Critique de serie
The Killing

Nanna Birk Larsen est retrouvée morte, attachée dans le coffre d’une camionnette, elle-même jetée au fond d’un canal. Elle aurait vraisemblablement été violée avant d’être tuée. L’agent Sarah Lund de la PJ de Copenhague va devoir repousser son transfert à la police de Stockholm et travailler avec son remplaçant, le bourru Jan Meyer. L’enquête démarre au jour 1, le lundi 3 novembre dans la soirée… elle durera 20 jours, soit 20 épisodes passionnants. Jamais série policière n’a été aussi réaliste, aussi bien mise en scène, avec une direction d’acteurs aussi inspirée et un suspens vraiment diabolique. The Killing est une série exceptionnelle.

Notons d’emblée que nous parlons ici de la série danoise, créée par ce génie de Soren Sveistrup, crédité d’ailleurs en tant que scénariste. Nous précisons parce qu’évidemment les américains se sont emparés de l’idée, on racheté l’adaptation et nous ont balancé un remake copié collé en 2011, The Killing US produit par la chaîne AMC. The Killing compte pour le moment deux saisons, nous évoquerons ici uniquement la première (20 épisodes) dont la diffusion vient de s’achever sur ARTE. La deuxième saison qui a raflé de nombreux prix tient sur 10 épisodes. Et pour être complet la troisième saison est actuellement en pré-production et devrait être tournée à l’automne 2012.

Au cinéma le polar est un genre majeur mais excessivement frustrant. Comment peut-on en effet insuffler l’idée de suspens chez le spectateur alors qu’on a dans le meilleur cas de figure deux heures de pellicule pour narrer la trame, le contexte, décrire les personnages et raconter l’enquête tout en distillant deux ou trois fausses pistes histoire de maintenir la tension ? Le polar est un genre fait pour la série et sa durée exponentielle. Dans The Killing c’est une évidence. Les scénaristes (ils sont trois) ont le temps de poser l’intrigue, de présenter les personnages et ils le font à merveille. Tous sont décrits en profondeur, on voyage avec eux, vit le deuil avec les parents, l’acteur qui joue le père, Bjarne Henriksen, est prodigieux, un géant mutique et brisé par la perte, la mère progressivement atteinte d’obsession n'est pas en reste. Que dire encore de Sarah Lund, une femme policière dépressive, mutique elle aussi. L’actrice Sofie Grabol l’incarne à la perfection, ne se séparant jamais de son vieux pull en laine, armée d’un courage inconscient, ne souriant que deux ou trois fois sur les 20h que durent la série. A chaque personnage mutique correspond un alter ego bavard, le coéquipier Jans Meyer pour Lund, l’associé du père etc... La série est construite sur ces oppositions et quand elle s’insinue dans les arcanes du pouvoir, puisque la mairie de Copenhague semble être liée au meurtre, elle associe de nouveau des duos toujours merveilleusement écrits. A noter la présence au casting du frère de Mads MikkelsenLars Mikkelsen impeccable en candidat à la Mairie.
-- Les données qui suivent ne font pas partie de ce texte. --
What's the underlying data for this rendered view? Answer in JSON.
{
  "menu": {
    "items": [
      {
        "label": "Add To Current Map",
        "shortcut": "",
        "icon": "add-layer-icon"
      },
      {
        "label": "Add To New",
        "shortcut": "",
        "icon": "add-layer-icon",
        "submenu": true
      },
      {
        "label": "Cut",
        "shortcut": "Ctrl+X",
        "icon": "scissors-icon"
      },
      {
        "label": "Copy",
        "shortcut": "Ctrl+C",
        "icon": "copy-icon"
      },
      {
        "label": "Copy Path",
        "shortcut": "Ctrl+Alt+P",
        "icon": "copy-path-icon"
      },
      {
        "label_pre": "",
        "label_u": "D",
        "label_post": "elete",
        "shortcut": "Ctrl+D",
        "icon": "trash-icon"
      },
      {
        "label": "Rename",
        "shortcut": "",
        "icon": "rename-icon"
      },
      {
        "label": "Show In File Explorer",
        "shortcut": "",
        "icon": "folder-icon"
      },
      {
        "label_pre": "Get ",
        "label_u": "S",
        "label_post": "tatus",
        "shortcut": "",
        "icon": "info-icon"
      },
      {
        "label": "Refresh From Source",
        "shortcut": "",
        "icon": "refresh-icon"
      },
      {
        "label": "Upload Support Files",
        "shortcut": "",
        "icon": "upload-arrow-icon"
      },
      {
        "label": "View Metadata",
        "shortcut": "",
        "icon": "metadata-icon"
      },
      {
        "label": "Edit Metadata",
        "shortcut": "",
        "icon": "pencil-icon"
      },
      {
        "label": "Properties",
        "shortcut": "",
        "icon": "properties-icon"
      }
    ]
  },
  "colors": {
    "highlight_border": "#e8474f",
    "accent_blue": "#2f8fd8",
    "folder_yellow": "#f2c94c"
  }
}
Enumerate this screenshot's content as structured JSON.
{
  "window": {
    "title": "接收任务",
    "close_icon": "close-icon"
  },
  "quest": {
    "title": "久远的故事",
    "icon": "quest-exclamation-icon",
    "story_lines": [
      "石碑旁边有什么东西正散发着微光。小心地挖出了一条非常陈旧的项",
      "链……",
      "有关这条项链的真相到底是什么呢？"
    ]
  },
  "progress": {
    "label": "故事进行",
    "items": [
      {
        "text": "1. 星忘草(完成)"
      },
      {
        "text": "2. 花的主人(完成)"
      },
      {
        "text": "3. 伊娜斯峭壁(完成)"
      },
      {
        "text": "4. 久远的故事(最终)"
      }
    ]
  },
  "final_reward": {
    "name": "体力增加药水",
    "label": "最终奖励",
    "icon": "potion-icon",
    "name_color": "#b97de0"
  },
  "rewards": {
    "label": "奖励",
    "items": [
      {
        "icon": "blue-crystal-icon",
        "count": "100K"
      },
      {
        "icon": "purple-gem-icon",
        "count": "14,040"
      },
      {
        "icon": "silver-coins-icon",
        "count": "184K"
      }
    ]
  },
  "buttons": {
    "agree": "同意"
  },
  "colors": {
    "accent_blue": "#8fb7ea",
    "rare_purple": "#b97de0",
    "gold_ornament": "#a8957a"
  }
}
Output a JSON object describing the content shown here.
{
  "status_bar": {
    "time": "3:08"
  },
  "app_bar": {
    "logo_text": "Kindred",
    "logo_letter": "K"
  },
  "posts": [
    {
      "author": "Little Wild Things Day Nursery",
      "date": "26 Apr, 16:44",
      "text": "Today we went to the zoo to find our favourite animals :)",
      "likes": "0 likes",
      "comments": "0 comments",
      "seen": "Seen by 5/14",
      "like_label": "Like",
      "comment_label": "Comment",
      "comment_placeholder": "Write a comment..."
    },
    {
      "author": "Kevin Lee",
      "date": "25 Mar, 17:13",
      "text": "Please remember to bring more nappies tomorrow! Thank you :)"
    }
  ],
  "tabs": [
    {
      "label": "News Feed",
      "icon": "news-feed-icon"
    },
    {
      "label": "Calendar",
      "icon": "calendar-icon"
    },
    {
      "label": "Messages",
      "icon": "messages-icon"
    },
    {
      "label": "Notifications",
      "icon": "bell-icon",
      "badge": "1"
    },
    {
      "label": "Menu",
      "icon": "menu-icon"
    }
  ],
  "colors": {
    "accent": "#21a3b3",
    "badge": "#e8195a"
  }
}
La série s’appuie sur une unité de teintes excessivement sombres. Le jour ressemble à la nuit dans la capitale danoise. Les intérieurs respirent le deuil, les jeux de regard, les travellings dans les longs couloirs sont autant d’idées de mise en scène récurrentes pour signifier l’angoisse. Les trois directeurs de la photographie qui se succèdent dans l’harmonie visuelle dépeignent un univers presque carcéral dans lesquels tous les personnages sont enfermés, aucune parole de trop, aucun acte irréfléchi jusqu’à la perte de contrôle qui les guette tous. La photographie racée et opaque permet instantanément d’associer le texte au lieu. L’atmosphère générale est aussi stressante qu’inédite. The Killing a la couleur d’un long métrage léché et la profondeur sociologique d’un roman. Parce que la série est avant tout un prodige d’écriture. Aucun personnage caricatural, aucun jeu approximatif, aucune situation ou avancée de l’enquête irraisonnée ou peu crédible. Nous progressons dans l’intrigue au même rythme que les enquêteurs, éliminons les pistes en même temps qu’eux et bénéficions des mêmes informations qu’eux. C’est cela le plus exceptionnel nous réfléchissons et essayons de démêler les nœuds du crime en même temps qu’eux.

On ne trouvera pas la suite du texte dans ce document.